The mother of another victim on Tuesday described her guilt over encouraging her to move into the council block.

Debbie Lamprell, 45, worked as a member of front of house staff at Opera Holland Park (OHP).

In a statement read out by OHP colleague Michael Volpe, her mother Miriam said her daughter was popular and always had a smile on her face.

Miriam’s neighbours could tell when the 45-year-old had come to visit since they could hear laughter coming from the flat, she said.

When her daughter moved out as a young professional she was concerned about the bedsits she was living in.

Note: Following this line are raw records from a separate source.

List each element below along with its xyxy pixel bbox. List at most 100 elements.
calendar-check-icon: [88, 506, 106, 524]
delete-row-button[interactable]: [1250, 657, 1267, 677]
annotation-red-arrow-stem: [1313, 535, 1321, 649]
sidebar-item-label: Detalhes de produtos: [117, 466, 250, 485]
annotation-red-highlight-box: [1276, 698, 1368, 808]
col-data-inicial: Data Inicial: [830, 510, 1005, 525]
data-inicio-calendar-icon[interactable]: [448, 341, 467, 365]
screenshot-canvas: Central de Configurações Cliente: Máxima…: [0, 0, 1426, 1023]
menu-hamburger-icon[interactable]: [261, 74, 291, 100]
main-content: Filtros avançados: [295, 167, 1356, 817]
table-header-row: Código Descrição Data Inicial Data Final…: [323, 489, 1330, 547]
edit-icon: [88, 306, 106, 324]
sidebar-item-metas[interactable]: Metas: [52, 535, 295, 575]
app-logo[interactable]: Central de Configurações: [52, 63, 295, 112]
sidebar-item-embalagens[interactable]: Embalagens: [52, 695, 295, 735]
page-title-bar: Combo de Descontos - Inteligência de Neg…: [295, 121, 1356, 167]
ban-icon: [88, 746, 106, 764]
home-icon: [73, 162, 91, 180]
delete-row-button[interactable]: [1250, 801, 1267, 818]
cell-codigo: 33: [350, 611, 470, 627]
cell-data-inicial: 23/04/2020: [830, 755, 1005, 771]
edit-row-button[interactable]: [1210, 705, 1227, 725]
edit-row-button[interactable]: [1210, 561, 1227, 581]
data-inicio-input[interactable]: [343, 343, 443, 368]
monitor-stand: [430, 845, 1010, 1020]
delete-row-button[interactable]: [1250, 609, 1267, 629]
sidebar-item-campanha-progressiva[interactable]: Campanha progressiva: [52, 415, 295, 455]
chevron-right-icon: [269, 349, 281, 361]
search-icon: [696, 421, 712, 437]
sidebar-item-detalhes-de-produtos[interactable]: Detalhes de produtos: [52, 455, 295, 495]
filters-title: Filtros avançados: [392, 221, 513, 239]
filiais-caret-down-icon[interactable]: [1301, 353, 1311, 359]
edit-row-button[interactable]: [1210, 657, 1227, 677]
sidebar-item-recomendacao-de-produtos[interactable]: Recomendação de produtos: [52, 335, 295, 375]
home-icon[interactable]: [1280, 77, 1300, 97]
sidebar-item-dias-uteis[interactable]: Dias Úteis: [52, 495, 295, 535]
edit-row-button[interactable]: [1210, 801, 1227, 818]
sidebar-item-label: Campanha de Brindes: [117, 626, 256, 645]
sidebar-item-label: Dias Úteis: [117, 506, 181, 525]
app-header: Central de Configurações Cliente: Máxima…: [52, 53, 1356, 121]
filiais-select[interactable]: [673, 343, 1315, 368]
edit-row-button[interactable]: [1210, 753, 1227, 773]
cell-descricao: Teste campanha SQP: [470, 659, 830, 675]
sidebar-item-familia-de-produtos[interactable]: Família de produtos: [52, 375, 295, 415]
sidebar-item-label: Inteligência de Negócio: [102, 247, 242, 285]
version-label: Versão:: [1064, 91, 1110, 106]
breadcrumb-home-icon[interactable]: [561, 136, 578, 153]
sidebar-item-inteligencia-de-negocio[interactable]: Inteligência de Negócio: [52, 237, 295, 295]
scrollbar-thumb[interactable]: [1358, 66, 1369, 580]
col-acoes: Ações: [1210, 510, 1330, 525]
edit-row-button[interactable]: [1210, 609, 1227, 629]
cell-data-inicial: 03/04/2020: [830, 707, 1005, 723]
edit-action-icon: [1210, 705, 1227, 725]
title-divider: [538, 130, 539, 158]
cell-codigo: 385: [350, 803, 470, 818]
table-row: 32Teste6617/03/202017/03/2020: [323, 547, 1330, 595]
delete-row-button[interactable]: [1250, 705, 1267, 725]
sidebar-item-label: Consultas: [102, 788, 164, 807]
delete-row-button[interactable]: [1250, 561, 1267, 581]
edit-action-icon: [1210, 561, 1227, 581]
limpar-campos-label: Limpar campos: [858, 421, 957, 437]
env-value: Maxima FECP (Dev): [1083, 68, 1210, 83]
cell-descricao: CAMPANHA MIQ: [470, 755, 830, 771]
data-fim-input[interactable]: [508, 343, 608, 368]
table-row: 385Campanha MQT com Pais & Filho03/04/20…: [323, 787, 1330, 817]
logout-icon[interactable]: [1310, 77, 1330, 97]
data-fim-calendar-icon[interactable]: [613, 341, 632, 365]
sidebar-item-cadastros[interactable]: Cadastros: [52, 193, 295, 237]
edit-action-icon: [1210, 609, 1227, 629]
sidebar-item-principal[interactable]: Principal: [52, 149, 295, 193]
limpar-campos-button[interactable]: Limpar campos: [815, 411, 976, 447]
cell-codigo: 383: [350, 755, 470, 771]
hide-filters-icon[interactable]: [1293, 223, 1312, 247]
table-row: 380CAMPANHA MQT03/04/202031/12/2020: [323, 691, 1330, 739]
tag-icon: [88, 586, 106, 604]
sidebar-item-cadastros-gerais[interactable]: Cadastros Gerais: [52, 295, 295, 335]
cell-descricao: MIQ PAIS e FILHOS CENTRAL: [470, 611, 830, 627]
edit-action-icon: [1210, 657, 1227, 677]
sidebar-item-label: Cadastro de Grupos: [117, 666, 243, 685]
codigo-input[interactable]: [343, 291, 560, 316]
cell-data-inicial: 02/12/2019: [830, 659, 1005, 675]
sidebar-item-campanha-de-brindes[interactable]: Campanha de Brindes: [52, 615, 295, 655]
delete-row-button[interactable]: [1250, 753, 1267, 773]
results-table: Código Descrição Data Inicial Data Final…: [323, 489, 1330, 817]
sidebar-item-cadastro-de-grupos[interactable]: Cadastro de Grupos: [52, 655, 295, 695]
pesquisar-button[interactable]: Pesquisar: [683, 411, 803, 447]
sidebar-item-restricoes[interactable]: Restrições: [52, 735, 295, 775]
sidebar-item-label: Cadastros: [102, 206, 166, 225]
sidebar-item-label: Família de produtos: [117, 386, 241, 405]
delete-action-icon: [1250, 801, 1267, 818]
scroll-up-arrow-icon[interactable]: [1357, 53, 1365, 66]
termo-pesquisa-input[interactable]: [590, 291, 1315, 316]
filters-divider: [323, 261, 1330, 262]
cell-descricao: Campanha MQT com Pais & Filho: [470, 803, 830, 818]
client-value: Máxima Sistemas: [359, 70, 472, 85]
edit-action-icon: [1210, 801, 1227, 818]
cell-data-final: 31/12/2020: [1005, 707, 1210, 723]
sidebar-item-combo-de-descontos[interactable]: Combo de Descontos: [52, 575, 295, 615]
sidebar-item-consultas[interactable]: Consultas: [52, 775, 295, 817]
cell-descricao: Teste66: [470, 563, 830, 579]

“The conditions weren’t good and I used to badger her to put her name down with the council to get her somewhere proper to live, somewhere safe and decent,” her mother said.

“Of course it feels terrible to have done that now because she was given the flat in Grenfell.”

The night she died she sent a text to say she was safe at home, her mother said, which read: “I’ve got in mum, all’s well, goodnight, god bless.”

She continued: “I went to bed and I got up in the morning and I didn’t have a daughter.”

Tuesday featured more tributes to Mary Mendy and young artist Khadija Saye, who were also commemorated on the first day of the inquiry.

Poems dedicated to the mother and daughter in which the family demanded justice were read aloud during the presentation.

Relative Ambrose Mendy told the hearing Grenfell Tower stood as “a timely reminder of man’s inhumanity to man”.

The family then presented the chair of the inquiry, Sir Martin Moore-Bick, with a painting of the tower to remind him to “work until the truth is laid bare”.